I traveled by bus to Migdal and found the woman’s home . Her name was Rivka and in her late 50s. She spoke perfect English. She and her husband greeted me warmly and had even prepared a light meal for me.

As we sat and ate she asked me about my background and my life and I told her of my passion to rebuild a ruin in the Old City of Tzfat.

Then she said to me evenly, ” This house is quite ancient, but do you know, Mr. Davis, its more recent history?

“No,” I said, ” I do not.”

“Well, then, let me tell you. Forty years ago, a mother and her five-year- old daughter, together with several other relatives were returning to Tzfat in a taxi from a wedding in Akko. It was during the time of the Arab disturbances and the roads were very dangerous. Half way along the journey the taxi was stopped. A group of Arab gunmen in kaffirs approached the driver’s window and an argument began. The cab driver reached for a pistol but before he could raise it one of the Arabs fired his gun. The driver slumped forward. Then there was mayhem as the other Arabs, perhaps worried they could be identified as eye witnesses, proceeded to shoot into the cab, murdering the passengers. The mother was the last to be shot and as a final means of protecting her child, fell upon the girl, effectively hiding her from from the killers. Later, the rescuers found her, deep in shock and soaked in blood, beneath her mother’s body. She was the only one to survive.”

Rivka looked down at her plate and then up at me, a deep, mortal sadness in her eyes.
“Mr. Davis………. I am that girl.”

I held my breath in complete silence. I didn’t know what to say or where to look. The grief was still so strikingly etched on her face that no words of comfort would have been adequate.

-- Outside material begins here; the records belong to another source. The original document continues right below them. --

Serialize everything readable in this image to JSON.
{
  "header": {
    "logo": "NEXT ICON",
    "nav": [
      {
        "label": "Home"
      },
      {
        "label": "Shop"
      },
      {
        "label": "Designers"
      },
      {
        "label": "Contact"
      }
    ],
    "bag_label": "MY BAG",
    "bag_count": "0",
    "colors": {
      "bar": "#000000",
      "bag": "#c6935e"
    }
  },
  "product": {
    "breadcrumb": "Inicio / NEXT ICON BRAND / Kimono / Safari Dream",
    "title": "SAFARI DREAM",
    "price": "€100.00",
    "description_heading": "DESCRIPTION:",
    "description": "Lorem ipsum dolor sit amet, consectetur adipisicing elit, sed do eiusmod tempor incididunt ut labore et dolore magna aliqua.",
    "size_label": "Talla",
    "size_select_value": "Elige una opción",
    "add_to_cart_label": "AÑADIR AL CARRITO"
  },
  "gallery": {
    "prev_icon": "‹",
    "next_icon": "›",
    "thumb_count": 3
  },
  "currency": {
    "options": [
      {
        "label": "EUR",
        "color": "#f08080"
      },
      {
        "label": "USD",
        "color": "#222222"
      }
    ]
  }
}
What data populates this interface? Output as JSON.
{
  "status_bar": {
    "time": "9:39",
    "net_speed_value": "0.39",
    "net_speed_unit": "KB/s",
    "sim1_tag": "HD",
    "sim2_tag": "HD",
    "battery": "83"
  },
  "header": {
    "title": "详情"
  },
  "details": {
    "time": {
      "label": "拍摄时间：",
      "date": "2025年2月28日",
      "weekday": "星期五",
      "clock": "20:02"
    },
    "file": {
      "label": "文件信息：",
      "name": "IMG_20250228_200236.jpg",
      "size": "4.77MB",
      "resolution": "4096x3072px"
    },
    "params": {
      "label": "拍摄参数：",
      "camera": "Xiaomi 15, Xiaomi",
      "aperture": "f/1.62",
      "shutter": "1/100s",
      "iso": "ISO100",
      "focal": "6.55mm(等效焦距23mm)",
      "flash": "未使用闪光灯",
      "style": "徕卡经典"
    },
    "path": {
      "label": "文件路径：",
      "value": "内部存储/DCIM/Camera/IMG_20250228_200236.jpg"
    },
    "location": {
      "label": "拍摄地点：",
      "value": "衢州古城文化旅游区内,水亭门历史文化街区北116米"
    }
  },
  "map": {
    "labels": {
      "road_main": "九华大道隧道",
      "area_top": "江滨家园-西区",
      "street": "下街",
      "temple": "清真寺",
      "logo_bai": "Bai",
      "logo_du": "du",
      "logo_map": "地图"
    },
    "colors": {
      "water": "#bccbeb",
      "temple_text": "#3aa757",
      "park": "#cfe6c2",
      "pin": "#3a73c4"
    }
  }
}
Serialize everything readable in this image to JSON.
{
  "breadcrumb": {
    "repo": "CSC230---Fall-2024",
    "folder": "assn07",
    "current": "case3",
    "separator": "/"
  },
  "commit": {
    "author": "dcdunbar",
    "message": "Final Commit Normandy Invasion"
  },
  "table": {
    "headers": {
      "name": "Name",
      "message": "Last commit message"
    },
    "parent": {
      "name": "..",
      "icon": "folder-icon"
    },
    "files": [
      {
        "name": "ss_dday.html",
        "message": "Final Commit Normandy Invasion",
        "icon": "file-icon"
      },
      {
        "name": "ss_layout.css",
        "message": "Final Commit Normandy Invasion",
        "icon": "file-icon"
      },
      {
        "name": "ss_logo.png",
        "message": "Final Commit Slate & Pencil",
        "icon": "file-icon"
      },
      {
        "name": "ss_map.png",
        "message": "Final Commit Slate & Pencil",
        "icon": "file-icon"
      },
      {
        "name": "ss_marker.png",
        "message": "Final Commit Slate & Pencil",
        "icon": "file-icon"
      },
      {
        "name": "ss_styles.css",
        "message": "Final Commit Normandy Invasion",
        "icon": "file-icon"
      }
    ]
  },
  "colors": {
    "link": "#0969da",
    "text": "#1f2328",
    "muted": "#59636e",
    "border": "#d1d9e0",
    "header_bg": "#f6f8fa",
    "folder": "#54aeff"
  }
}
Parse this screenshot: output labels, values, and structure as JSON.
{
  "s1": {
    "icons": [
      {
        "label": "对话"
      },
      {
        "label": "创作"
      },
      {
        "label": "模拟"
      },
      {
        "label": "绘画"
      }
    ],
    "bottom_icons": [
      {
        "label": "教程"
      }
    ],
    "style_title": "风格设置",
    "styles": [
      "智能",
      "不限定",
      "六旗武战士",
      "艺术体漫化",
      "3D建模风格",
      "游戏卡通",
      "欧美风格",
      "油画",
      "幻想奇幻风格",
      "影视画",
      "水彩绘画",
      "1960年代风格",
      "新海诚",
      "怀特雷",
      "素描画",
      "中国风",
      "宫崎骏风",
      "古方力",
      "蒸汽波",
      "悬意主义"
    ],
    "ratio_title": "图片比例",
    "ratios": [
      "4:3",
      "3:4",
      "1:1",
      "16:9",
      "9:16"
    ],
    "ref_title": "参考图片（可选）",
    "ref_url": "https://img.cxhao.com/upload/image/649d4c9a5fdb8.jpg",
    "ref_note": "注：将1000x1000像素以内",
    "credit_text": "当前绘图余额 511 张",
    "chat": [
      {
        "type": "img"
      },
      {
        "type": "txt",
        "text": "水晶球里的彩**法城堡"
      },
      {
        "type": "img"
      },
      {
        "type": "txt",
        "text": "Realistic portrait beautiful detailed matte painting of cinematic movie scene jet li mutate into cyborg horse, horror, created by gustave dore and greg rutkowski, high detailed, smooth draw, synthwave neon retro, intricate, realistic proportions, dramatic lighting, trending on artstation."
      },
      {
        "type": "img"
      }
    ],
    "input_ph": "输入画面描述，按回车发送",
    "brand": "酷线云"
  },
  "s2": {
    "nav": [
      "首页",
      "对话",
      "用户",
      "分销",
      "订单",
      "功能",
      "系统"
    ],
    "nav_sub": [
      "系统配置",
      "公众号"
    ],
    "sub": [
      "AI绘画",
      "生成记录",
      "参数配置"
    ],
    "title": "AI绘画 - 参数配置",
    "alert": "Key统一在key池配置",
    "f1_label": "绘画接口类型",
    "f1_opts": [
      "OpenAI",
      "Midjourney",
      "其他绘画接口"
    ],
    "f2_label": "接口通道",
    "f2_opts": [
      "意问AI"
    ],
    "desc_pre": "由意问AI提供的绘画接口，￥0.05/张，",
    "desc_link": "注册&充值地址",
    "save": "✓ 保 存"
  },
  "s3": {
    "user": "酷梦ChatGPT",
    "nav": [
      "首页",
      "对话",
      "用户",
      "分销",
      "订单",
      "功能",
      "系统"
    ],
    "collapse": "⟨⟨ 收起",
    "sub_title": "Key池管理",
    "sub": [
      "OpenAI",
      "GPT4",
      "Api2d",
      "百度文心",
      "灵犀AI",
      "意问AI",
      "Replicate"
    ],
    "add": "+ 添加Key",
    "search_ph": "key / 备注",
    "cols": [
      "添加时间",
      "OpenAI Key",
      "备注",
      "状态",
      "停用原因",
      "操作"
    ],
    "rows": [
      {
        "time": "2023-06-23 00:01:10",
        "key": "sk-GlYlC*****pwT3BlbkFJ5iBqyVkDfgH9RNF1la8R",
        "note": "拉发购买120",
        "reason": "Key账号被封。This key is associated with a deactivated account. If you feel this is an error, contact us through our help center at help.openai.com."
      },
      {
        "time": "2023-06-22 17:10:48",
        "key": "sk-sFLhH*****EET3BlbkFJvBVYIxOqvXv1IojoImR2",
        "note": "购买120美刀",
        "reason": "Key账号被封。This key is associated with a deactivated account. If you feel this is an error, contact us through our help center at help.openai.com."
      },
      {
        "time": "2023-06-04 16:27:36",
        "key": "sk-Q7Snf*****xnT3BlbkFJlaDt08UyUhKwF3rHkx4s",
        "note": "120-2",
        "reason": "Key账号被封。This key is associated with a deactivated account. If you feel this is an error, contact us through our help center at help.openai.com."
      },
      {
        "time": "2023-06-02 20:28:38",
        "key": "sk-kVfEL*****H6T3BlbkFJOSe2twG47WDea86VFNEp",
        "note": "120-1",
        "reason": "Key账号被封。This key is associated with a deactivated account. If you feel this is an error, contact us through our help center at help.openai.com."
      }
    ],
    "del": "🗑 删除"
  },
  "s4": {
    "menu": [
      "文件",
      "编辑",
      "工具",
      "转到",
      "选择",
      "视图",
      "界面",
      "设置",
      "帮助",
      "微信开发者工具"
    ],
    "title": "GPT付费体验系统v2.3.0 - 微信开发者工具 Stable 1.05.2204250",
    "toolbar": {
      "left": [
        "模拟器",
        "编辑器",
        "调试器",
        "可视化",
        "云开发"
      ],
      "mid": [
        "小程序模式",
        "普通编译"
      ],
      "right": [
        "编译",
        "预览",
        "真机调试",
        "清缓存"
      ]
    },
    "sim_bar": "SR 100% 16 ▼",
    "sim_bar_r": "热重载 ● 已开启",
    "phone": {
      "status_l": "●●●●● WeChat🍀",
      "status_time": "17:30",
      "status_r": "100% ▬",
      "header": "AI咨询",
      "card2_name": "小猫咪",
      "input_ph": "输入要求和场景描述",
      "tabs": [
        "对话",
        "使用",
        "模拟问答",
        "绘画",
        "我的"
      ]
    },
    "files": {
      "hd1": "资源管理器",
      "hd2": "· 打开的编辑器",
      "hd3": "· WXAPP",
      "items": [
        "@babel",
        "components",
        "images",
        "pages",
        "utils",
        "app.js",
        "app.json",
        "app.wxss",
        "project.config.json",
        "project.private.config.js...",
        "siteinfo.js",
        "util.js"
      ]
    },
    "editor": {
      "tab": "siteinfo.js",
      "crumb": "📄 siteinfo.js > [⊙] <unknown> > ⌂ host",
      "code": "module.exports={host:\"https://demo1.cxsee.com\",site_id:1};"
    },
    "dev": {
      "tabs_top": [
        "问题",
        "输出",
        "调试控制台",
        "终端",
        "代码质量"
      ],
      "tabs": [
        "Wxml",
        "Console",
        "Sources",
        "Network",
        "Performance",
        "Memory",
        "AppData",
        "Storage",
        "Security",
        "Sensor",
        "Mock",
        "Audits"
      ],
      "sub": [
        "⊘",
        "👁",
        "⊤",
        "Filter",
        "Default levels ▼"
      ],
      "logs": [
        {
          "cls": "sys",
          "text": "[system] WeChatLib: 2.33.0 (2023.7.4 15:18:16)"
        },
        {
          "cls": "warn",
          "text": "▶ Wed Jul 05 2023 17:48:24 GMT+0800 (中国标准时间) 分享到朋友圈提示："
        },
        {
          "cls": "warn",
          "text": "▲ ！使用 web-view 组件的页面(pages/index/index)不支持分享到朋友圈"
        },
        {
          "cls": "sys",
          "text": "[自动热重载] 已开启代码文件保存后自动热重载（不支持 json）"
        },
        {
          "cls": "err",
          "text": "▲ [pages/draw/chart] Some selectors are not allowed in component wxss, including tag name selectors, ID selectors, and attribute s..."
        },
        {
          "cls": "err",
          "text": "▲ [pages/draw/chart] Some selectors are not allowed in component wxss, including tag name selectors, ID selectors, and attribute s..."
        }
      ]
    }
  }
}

” I am sorry,” I finally mumbled.

“Mr. Davis – Avi, if I may – that old house in Tzfat that my mother and father once occupied and in which they raised my seven brothers and sisters – we never went back. My father had no capacity to raise eight children on his own – he was overwhelmed and we were soon sent out to live with relatives all over the country. ”
” The family….?”

” The family was separated. We saw each other now and then but it was never the same. My father fell into a deep depression and died soon after, a broken man. The ruin you see is in truth the ruin of my own family. I waited years for someone to help repair what had been broken, but no one came. Now it is enough. You are young and I can see the fire in your eyes. And I like you – Avi, I like you. I will sell you my share in this house and I will help you with the others. ”

I was astonished and a little taken aback but I thanked her profusely as I prepared to leave.

At the door, she stopped me:

” Promise me, though,” she said holding my arm and trembling slightly, ” that you will repair this house and restore it the way it once was and fill it with laughter and love. This will be the greatest honor to the memory of my dear, beautiful mother who died so young and so senselessly. ”

” Repair,” ” restore” – those words again. Words lifted by the wind, carried across continents, swept along on the currents of oceans and breaking now like a wave on the cusp of my future.

” I promise I will,” I said as I hugged her, tears on both our cheeks.

Then I left, hoping, but not really sure, that I was equal to the task.